On top of all that is the byzantine oversight of horse racing, which has no central governing body or commissioner. There are competing organizations for racetracks, breeders, trainers, and jockeys, with little coordinated promotion and advertising. "It's upside down and it's got to change," says Jess Jackson, the wine mogul and horse breeder who owns Curlin, the all-time money leader. "If you can market poker and NASCAR, you know you can market thoroughbred racing -- it's a far more beautiful sport."

Jackson laments the influence of "insiders" in the Kentucky and New York horse racing establishments, as well the market forces that have empowered venue operators -- not horse owners -- to determine purses. He also would have liked to see Rachel Alexandra, his female champion and the 2009 Preakness winner, race against Zenyatta. The two standouts were scheduled to face each other earlier this year at Oaklawn Park in Arkansas, but Rachel pulled out just prior to the race. (Zenyatta entered the race anyway, and won.)

Some thoroughbred insiders snipe that Moss, Shirreffs and Dottie Ingordo, Shirreff's wife and the stable's racing manager, have not challenged Zenyatta enough -- that too many of her wins have come against inferior competition and on synthetic surfaces, which numerous owners would like to see eliminated. "She certainly is a special horse, something very extraordinary, but from my perspective the overall campaign they have run has been cautious," says Jackson.

Moss has little patience for the critics. He points out that Zenyatta has won twice in Arkansas, beat a field of male competitors at least year's Breeders' Classic, and that extensive travel is neither easy nor cheap. "We beat whoever showed up. I can't arrange races, I can't entice horses to come race my horse," says Moss. Win or lose, he's comfortable with her place in history. "I think her fate has already been determined -- she's the perfect horse."

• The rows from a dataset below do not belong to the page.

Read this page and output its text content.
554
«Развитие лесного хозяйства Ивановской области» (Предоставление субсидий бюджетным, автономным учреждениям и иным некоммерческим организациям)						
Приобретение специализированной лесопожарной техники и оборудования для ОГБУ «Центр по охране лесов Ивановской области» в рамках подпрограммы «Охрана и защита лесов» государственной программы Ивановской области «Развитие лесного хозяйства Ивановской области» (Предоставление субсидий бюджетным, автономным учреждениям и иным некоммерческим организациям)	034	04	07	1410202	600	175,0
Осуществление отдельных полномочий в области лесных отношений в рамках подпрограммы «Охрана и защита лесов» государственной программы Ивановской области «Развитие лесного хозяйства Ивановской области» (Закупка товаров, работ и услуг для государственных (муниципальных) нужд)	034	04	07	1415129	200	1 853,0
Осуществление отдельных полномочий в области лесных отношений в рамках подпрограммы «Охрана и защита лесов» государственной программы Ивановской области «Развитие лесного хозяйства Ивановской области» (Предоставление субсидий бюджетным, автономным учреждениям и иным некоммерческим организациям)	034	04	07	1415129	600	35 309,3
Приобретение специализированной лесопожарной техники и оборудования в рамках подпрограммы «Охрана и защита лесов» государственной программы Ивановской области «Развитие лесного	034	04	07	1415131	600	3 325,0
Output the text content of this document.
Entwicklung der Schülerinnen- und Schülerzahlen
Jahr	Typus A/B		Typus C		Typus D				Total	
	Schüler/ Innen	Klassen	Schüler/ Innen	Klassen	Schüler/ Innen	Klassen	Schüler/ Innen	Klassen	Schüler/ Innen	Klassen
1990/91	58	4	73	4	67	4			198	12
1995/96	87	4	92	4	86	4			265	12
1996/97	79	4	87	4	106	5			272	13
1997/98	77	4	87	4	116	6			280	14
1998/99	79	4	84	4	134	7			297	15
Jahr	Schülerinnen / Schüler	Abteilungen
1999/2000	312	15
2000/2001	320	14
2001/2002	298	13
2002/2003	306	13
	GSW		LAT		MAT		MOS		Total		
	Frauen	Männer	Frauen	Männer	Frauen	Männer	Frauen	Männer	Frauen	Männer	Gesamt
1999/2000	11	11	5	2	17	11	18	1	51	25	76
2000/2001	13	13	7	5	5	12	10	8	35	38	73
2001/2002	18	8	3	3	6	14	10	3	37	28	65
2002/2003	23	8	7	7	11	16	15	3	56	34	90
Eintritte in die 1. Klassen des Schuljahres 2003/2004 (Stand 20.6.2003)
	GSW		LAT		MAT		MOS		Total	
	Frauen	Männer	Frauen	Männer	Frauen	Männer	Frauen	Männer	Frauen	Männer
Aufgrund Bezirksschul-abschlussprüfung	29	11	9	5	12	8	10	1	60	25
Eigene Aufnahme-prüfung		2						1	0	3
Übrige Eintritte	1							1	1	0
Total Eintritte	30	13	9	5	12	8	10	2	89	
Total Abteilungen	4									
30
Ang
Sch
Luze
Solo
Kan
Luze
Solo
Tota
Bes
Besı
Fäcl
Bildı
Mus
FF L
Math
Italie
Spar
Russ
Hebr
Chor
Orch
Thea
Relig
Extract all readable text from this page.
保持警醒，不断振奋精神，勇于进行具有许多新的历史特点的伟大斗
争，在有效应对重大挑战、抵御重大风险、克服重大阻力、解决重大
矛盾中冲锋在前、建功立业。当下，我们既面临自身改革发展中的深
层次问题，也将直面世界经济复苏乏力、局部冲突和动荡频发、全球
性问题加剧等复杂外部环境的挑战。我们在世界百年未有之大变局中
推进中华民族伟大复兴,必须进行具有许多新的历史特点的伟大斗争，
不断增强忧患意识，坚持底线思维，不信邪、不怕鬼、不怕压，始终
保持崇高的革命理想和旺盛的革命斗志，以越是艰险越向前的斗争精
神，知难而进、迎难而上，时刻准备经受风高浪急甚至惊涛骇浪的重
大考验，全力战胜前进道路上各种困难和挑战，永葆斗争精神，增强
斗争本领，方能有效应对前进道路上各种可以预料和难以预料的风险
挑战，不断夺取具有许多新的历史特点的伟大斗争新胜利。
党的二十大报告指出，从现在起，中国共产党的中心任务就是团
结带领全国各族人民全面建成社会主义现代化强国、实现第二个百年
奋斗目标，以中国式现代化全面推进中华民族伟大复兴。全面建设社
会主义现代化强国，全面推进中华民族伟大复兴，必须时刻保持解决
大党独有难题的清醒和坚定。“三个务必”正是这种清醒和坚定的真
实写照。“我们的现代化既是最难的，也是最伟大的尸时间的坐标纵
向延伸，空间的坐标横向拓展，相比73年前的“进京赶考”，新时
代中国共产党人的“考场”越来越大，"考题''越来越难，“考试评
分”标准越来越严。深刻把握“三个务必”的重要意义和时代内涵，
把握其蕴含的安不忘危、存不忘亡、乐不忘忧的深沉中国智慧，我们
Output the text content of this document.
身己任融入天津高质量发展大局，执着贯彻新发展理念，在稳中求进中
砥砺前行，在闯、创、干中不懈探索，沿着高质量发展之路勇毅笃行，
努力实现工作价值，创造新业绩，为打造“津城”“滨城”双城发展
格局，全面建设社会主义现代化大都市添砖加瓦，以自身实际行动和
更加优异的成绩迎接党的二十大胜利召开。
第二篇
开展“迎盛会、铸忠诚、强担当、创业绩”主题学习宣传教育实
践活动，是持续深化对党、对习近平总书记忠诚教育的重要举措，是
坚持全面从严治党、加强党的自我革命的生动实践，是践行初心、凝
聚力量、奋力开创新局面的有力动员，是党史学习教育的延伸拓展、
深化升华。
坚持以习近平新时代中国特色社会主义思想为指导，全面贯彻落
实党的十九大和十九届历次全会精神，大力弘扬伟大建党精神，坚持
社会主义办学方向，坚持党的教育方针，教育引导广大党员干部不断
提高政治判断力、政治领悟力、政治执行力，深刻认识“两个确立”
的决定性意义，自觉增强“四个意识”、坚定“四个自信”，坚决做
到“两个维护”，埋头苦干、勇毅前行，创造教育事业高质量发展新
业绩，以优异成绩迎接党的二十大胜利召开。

Linda Watson would agree. Last Saturday, she came to Hollywood Park clad in a black Zenyatta T-shirt and black Zenyatta hat, with a Zenyatta-shaped charm on her necklace. "A horse like this just does stuff for your soul, they're breathtaking," says Watson, who used to work at Santa Anita racetrack. Moments later, when Zenyatta stopped dramatically and posed as fans snapped photos, Watson went up to Moss and hugged him. "Thank you, Jerry," she said. "Thank you for sharing her with us."